Cornell Law School Logo - white on transparent background

Print Vol. 104, Issue 7

Article

Does the Clear and Present Danger Test Survive Cost-Benefit Analysis?

Cass R. Sunstein, Robert Walmsley University Professor, Harvard University.

, , , ,

15 Nov 2019

Under American regulatory law, the dominant contemporary test involves cost-benefit analysis. The benefits of regulation must justify the costs; if they do, regulation is permissible and even mandatory. Under American free speech law, in sharp contrast, an important contemporary test for the regulation of speech involves “clear and present danger.” In general, officials cannot censor or regulate political speech on the ground that the benefits of regulation justify the costs. They may proceed only if the speech is likely to produce imminent lawless action. In principle, it is not simple to explain why the free speech test does not involve cost-benefit analysis, as indeed both Judge Learned Hand and the Supreme Court insisted that it should in the early 1950s. An initial explanation points to the difficulty of quantifying both costs and benefits in the context of speech.
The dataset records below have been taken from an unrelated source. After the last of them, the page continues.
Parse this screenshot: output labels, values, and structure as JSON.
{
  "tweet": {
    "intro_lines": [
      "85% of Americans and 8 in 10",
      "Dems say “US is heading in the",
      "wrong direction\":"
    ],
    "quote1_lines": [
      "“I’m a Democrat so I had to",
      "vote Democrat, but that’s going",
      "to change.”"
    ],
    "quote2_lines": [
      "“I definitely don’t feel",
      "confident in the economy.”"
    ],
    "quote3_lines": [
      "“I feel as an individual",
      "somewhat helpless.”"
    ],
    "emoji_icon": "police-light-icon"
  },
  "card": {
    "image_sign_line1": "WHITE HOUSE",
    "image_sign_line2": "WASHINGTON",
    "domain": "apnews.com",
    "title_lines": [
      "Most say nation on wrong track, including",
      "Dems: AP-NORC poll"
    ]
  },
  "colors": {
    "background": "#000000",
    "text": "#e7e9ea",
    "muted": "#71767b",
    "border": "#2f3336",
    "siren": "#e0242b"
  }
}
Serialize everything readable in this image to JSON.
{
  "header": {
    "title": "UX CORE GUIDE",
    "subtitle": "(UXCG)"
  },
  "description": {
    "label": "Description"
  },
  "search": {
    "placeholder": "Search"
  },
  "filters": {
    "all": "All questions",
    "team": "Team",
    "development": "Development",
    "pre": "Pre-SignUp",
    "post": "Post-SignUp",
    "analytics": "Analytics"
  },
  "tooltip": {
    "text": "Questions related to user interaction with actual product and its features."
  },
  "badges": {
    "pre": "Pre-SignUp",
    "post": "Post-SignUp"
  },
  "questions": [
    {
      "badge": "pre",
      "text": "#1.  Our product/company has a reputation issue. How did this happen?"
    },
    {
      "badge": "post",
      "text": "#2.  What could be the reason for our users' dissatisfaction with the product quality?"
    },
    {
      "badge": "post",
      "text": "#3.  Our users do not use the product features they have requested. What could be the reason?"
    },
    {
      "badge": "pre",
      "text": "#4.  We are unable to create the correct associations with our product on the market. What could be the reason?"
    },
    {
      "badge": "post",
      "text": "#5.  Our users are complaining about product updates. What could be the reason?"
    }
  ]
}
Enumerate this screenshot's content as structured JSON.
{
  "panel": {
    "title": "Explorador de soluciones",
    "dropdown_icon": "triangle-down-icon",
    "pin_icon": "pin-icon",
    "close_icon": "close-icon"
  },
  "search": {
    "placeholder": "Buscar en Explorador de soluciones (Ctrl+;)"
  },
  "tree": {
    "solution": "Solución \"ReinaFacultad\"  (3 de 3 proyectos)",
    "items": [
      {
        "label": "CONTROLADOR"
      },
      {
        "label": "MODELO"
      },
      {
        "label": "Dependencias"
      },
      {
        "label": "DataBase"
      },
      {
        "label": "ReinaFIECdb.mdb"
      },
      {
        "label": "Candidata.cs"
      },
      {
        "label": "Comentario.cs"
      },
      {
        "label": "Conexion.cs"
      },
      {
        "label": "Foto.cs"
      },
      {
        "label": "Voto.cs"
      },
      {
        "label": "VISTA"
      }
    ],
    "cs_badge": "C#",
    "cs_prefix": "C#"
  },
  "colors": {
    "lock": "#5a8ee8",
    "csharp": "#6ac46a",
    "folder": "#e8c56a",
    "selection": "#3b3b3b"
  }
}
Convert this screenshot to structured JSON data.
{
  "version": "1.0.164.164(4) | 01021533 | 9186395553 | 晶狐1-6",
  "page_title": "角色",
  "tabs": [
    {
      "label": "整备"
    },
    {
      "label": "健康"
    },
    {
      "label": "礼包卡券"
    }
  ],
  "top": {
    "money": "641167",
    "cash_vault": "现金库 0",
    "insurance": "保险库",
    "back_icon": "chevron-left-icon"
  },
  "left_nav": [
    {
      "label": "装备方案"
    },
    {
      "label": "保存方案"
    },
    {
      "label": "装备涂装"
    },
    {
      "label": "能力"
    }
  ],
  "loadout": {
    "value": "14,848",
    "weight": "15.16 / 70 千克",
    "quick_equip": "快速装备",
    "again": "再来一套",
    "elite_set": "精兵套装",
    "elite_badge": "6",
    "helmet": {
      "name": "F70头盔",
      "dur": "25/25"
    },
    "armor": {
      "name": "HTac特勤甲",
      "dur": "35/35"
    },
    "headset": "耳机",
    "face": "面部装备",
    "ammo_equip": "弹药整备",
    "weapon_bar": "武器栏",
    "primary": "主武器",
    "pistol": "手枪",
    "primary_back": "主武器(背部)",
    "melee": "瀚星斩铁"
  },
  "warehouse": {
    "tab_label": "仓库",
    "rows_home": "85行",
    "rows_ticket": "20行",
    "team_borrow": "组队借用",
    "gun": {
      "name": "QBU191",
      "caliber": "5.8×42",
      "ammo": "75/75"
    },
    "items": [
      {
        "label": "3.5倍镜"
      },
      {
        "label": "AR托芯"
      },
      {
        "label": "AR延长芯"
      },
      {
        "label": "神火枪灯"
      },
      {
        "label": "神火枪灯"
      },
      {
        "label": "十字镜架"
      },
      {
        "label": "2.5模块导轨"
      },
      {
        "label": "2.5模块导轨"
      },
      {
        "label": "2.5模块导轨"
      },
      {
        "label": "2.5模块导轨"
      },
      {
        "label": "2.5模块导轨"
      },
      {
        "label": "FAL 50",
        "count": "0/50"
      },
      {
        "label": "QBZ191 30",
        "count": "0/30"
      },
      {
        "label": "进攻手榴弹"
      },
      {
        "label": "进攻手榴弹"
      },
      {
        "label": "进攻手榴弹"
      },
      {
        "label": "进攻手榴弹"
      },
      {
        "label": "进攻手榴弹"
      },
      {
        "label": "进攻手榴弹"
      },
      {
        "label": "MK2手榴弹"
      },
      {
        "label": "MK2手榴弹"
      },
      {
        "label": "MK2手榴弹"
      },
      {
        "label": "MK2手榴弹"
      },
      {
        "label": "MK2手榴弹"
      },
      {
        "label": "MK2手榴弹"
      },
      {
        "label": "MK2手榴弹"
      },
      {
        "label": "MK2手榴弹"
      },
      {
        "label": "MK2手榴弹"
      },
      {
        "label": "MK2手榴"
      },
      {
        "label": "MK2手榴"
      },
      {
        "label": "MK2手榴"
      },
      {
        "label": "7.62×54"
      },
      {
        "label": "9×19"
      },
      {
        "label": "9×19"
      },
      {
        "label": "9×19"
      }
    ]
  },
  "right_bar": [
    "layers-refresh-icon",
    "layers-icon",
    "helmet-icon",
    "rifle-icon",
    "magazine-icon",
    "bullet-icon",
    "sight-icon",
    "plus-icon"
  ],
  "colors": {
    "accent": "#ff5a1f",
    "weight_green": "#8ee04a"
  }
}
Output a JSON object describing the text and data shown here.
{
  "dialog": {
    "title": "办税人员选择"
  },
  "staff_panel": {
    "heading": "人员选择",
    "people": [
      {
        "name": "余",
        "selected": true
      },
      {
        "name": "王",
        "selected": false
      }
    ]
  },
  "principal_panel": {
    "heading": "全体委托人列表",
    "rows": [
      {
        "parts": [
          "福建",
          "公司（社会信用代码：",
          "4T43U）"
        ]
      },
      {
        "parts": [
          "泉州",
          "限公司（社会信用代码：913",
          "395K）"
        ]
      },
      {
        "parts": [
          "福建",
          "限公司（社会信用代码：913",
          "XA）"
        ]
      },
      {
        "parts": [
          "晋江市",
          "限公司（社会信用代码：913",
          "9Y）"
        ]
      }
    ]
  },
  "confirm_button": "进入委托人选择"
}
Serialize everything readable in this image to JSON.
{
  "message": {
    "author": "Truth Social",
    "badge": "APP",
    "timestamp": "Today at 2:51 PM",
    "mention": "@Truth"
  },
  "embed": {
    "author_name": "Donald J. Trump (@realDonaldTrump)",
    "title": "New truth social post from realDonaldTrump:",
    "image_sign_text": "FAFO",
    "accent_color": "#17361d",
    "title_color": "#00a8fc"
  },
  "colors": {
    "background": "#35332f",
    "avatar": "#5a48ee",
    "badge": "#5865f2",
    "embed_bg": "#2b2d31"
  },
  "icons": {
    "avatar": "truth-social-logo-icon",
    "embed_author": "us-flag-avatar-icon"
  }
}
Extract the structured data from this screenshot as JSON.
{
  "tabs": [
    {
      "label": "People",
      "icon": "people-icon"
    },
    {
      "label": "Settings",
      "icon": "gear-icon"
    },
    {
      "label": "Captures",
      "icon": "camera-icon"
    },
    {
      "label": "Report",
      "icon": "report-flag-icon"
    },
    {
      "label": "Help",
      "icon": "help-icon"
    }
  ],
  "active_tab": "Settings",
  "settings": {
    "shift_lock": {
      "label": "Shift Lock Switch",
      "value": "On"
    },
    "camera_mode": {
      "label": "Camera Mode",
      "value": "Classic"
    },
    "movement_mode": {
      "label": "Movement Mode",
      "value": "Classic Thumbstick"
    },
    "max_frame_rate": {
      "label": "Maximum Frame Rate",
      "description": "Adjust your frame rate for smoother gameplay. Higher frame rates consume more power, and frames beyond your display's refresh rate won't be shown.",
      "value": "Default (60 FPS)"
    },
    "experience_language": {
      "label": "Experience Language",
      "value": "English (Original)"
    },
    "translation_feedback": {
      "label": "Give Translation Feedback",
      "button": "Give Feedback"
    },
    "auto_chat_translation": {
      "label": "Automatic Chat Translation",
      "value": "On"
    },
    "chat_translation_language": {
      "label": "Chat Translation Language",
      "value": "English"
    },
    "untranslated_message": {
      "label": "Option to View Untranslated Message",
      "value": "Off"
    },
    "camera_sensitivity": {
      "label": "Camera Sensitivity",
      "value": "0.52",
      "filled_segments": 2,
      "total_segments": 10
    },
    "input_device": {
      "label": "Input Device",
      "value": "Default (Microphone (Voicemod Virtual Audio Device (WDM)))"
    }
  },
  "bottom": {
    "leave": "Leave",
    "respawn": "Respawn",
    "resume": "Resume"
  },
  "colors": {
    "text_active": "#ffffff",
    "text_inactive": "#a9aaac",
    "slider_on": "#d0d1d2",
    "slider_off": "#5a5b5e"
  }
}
That is indeed a serious challenge, but it does not justify the clear and present danger test, because some form of cost-benefit balancing is possible on a more informal, intuitive basis. A second and more plausible explanation points to the serious risk of institutional bias in any assessment of the costs and benefits of speech. This explanation has considerable force, but it rests on uncertain foundations, because institutional safeguards could be introduced to reduce any such bias. The third and best justification of the clear and present danger test is that in practice, it does not impose high costs, because the speech that ends up being immunized from regulation has not, in practice, turned out to be especially harmful. On this view, the benefits of the clear and present danger test turn out to justify its costs, and the test is not inferior to an approach that would allow regulation of political speech if the benefits of regulation justifies the costs. From 1960 until 2001, this assessment was probably correct for the United States, but fair questions can be raised about whether it is correct today, especially in the context of recruitment to commit terrorist acts, pro-terrorist speech, and certain kinds of “fake news.”